I was reminded again of this when Sir David spoke of Serious Case Reviews, their repeated finding of poor inter-agency communication, but their increased emphasis on holding leaders responsible rather than accountable, when rarely is a tragedy one professional’s fault. It is perhaps because of this ‘blame’ culture that confidence in politicians has plummeted and yet leaders will need our confidence to operate with agility in modern service landscapes characterised by Volatility, Uncertainty, Complexity and Ambiguity – what Sir David called VUCA – the same context that our children must navigate.

I believe the solutions though not easy are to be found in what both Dr Davies and Sir David said.
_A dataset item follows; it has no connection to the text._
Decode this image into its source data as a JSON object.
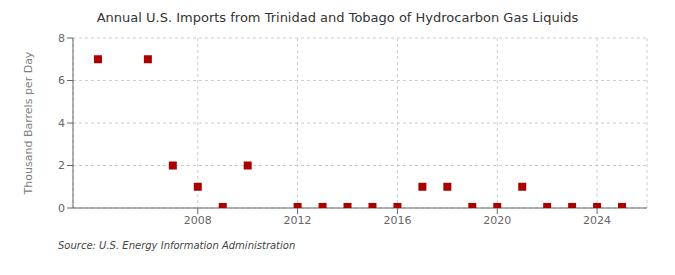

What is required is a radical re-think of what we offer children in their journey to adulthood – not just at key points - remembering the most vulnerable but learning from the successful – a more radical shift than the current Green Paper addressing children’s mental health allows us to make.

We must learn from what Sir David has found to be important: our passion and motivators as leaders; our shared values and related behaviours; the data we share and importantly our ability to listen and trust (not just observe) those we work with and most importantly seek to serve. We are none of us voiceless, powerless or choiceless but some of us can, together, enable positive choices for those more vulnerable.

Most moving was the voice of a young person. She had experienced state care. She thanked professionals for what they did well, but she had endured moving from placement to placement with no swift access to mental health support and nobody to help her understand it was not her fault. She concluded ‘I have experienced separation and loss, but I also have hope: for myself and for others.’ As she spoke I was reminded that it was simple things done well that make us who we are. Thomas Coram was right: every child must be ‘protected’ and the warmth and stability this young person needed was no different to Sir David’s grandfather years before. She and my co-chair (just 17) represent the future and with them in it, there is hope.